Running a reamer style shoe often results in the need to ream through horizontal intervals due to their poor bypass area:
• Reaming shoes typically have a larger OD than conventional shoes and a reduced bypass area, so there is an increased risk of solids accumulating in front of it, resulting in the necessity to ream.
Did You Know?
When you have a stuck pipe incident on a long horizontal well, we are told to work the pipe in the opposite direction to which it was moving when it became stuck. However, if you don’t pick up the pipe enough distance to overcome the drill string stretch, then you might not get free ever.
What is happening: Normally the stuck pipe gets stuck at the BHA. When you put tension on the drill string, the amount of pipe movement at surface is not all transferred to the BHA due to friction.
If you pull the pipe a distance that is less of the pipe’s stretch, then you will never get the pipe free.
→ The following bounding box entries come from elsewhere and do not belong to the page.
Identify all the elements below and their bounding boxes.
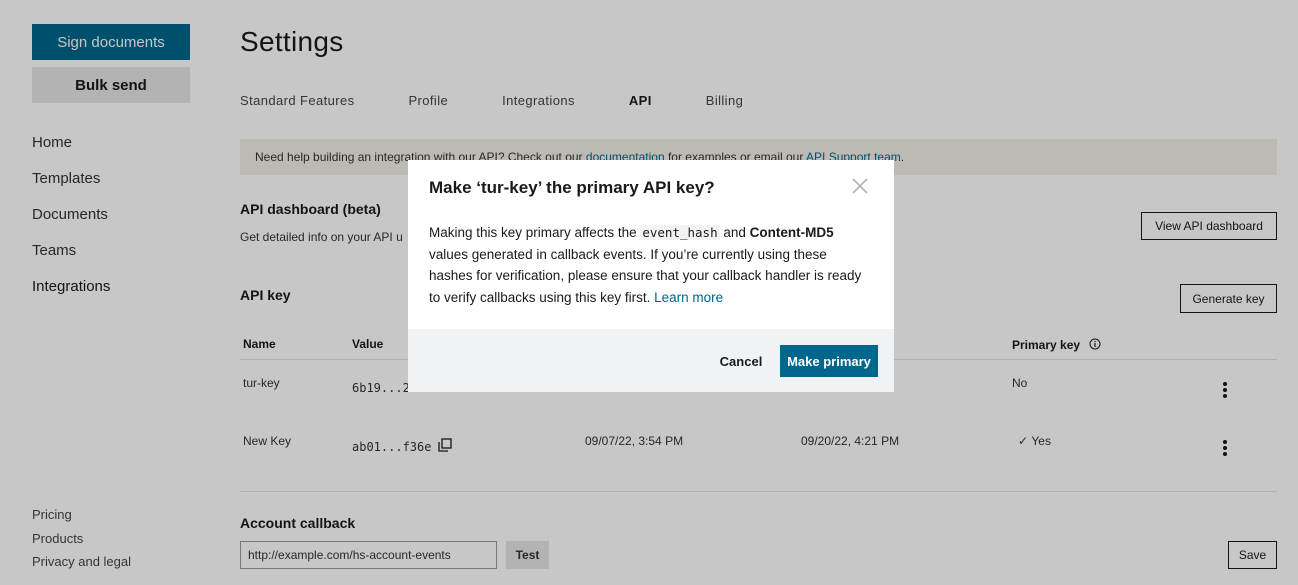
- dialog-title: Make ‘tur-key’ the primary API key?: [429, 178, 715, 197]
- event-hash-code: event_hash: [640, 225, 720, 240]
- dialog-body: Making this key primary affects the even…: [429, 222, 869, 308]
- dialog-body-text: Making this key primary affects the: [429, 225, 641, 240]
- dialog-footer: Cancel Make primary: [408, 329, 894, 392]
- cancel-button[interactable]: Cancel: [712, 345, 770, 377]
- content-md5-text: Content-MD5: [749, 225, 834, 240]
- make-primary-button[interactable]: Make primary: [780, 345, 878, 377]
- close-icon[interactable]: [850, 176, 870, 196]
- make-primary-dialog: Make ‘tur-key’ the primary API key? Maki…: [408, 160, 894, 392]
- dialog-body-text-2: and: [719, 225, 750, 240]
- dialog-body-text-3: values generated in callback events. If …: [429, 246, 862, 305]
- learn-more-link[interactable]: Learn more: [654, 290, 723, 305]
You need to first estimate how much pipe stretches or compresses when stuck at the BHA. In this example you will need to pull at least 40 ft (for a 0.20FF) at surface before any movement gets transferred to the bit and BHA located at 23,000 ft measured depth on this horizontal well
Your Maximum Overpull can be well below the tension limit of your drill pipe? That shallow doglegs can greatly reduce your maximum overpull?
What is happening: What your drill pipe feels during an overpull even is not just tension – but is a combined load of tension, torque (if present), and bending. Shallow doglegs can cause high side forces and bending stresses!
If taking only the drill pipe published tension limit, the example below would think that an overpull of 100 kips (at the bit) is no problem – however, the shallow doglegs and associated bending stresses show that the overpull limit is not felt at surface – but rather at ~1,100’!
Breakover (static) torque after connections can be a reliable indicator that the drill string is getting differential stuck. While drilling, connection practices should be tailored to capture the relevant data:
· Rotate FIRST after a connection (no up-down movement of the string)
· Record peak torque (i.e. breakover) values
· Compare to the dynamic off bottom torque In this example, there was little difference between the breakover and the off-bottom torque in the Claystone section. There was a significant increase in breakover torque from 13,250’ (Friction Factor > 0.25) in a clean sand with permeability. On the last two connections at 14,060’ and 14,157’, the static Friction Factor increased to 0.33 indicating increasing differential sticking while the pipe was stationary. Although collecting the breakover torque data unfortunately the wellsite team did not respond to the increasing divergence between static and dynamic friction. While circulating the hole clean at TD, the pipe became stuck after being stationary for ±12 mins while making a connection backreaming stands. Unfortunately, the pipe could not be freed resulting in a costly unplanned sidetrack.